Re: [PATCH] lib: Always NUL terminate ucs2_as_utf8
From: Laszlo Ersek
Date: Wed Apr 20 2016 - 08:45:15 EST
On 04/20/16 11:41, Chris Wilson wrote:
> On Wed, Apr 20, 2016 at 11:36:37AM +0200, Laszlo Ersek wrote:
>> On 04/20/16 10:37, Chris Wilson wrote:
>>> If the caller, in this case efivarfs_callback(), only provides sufficent
>>> room for the expanded utf8 and not enough to include the terminating NUL
>>> byte, that NUL byte is skipped.
>>
>> How does that occur? In efivarfs_callback() [fs/efivarfs/super.c], we have
>>
>> len = ucs2_utf8size(entry->var.VariableName);
>>
>> /* name, plus '-', plus GUID, plus NUL*/
>> name = kmalloc(len + 1 + EFI_VARIABLE_GUID_LEN + 1, GFP_KERNEL);
>> if (!name)
>> goto fail;
>>
>> ucs2_as_utf8(name, entry->var.VariableName, len);
>>
>> Instead, I think the following might be happening (note that RIP points
>> into efivar_variable_is_removable(), and I guess variable_matches()
>> (which is static) is inlined):
>>
>> efivarfs_callback() [fs/efivarfs/super.c]
>> efivar_variable_is_removable() [drivers/firmware/efi/vars.c]
>> variable_matches() [drivers/firmware/efi/vars.c]
>>
>> The bug seems to be in variable_matches(), which doesn't consider the
>> "len" parameter early enough.
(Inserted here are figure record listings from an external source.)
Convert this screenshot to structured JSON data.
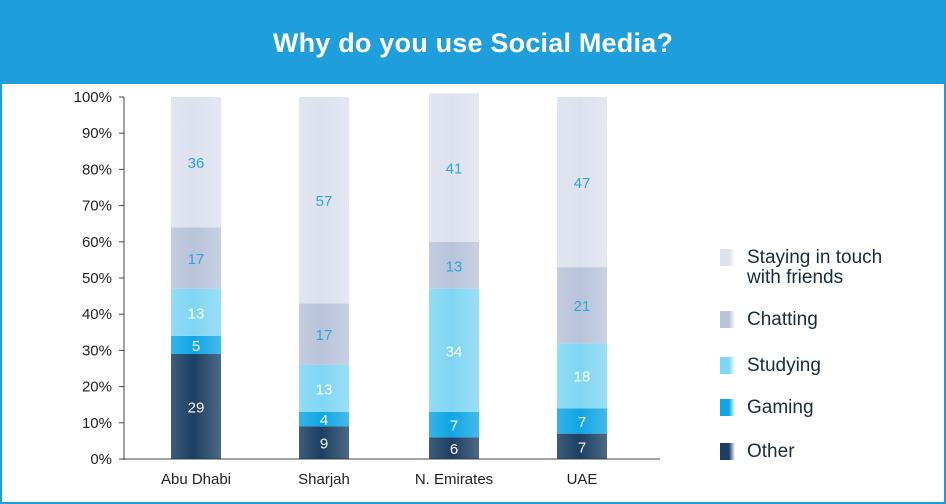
{
  "title": "Why do you use Social Media?",
  "chart_data": {
    "type": "bar",
    "stacked": true,
    "categories": [
      "Abu Dhabi",
      "Sharjah",
      "N. Emirates",
      "UAE"
    ],
    "yticks": [
      "0%",
      "10%",
      "20%",
      "30%",
      "40%",
      "50%",
      "60%",
      "70%",
      "80%",
      "90%",
      "100%"
    ],
    "ylim": [
      0,
      100
    ],
    "series": [
      {
        "name": "Other",
        "color": "#1c3f63",
        "values": [
          29,
          9,
          6,
          7
        ]
      },
      {
        "name": "Gaming",
        "color": "#10a6e4",
        "values": [
          5,
          4,
          7,
          7
        ]
      },
      {
        "name": "Studying",
        "color": "#7fd6f4",
        "values": [
          13,
          13,
          34,
          18
        ]
      },
      {
        "name": "Chatting",
        "color": "#b9c3da",
        "values": [
          17,
          17,
          13,
          21
        ]
      },
      {
        "name": "Staying in touch with friends",
        "color": "#dde1ee",
        "values": [
          36,
          57,
          41,
          47
        ]
      }
    ],
    "legend": [
      {
        "line1": "Staying in touch",
        "line2": "with friends",
        "color": "#dde1ee"
      },
      {
        "line1": "Chatting",
        "line2": "",
        "color": "#b9c3da"
      },
      {
        "line1": "Studying",
        "line2": "",
        "color": "#7fd6f4"
      },
      {
        "line1": "Gaming",
        "line2": "",
        "color": "#10a6e4"
      },
      {
        "line1": "Other",
        "line2": "",
        "color": "#1c3f63"
      }
    ],
    "legend_position": "right",
    "grid": false
  }
}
Namely, consider that we have the
>> following input:
>>
>> - var_name: "a"
>> - len: 1
>> - match_name "ab"
>>
>> In the first iteration of the loop (i.e., *match == 0):
>> - c = 'a'
>> - u = 'a'
>> - *match gets incremented to 1.
>>
>> In the second iteration of the loop (i.e., *match == 1):
>> - c = 'b'
>> - u = <indeterminate value> (that is, undefined behavior),
>> because (*match == len).
>>
>> This seems to be consistent with the error message "Caught 8-bit read
>> from uninitialized memory": namely, the array allocated for "name" in
>> efivarfs_callback() is indeed not pre-zeroed, and the ucs2_as_utf8()
>> function does not populate name[len] -- correctly, I would say.
>
> ucs2_as_utf8 reports that it returns a NUL terminated string.
I don't think it does. Here's the comment:
/*
* copy at most maxlength bytes of whole utf8 characters to dest from the
* ucs2 string src.
*
* The return value is the number of characters copied, not including the
* final NUL character.
*/
It doesn't seem to promise that the output will always be NUL-terminated. And, the code explicitly considers the case when there is no room for the final NUL.
A strictly NUL-terminated output might make for a better interface, but then the comment should be updated as well. Plus, I'm unsure if it would be aligned with Peter's original goal (and the current call sites). I'm not against changing the interface contract; I'll let Peter speak up.
> It didn't
> in this case.
> -Chris
>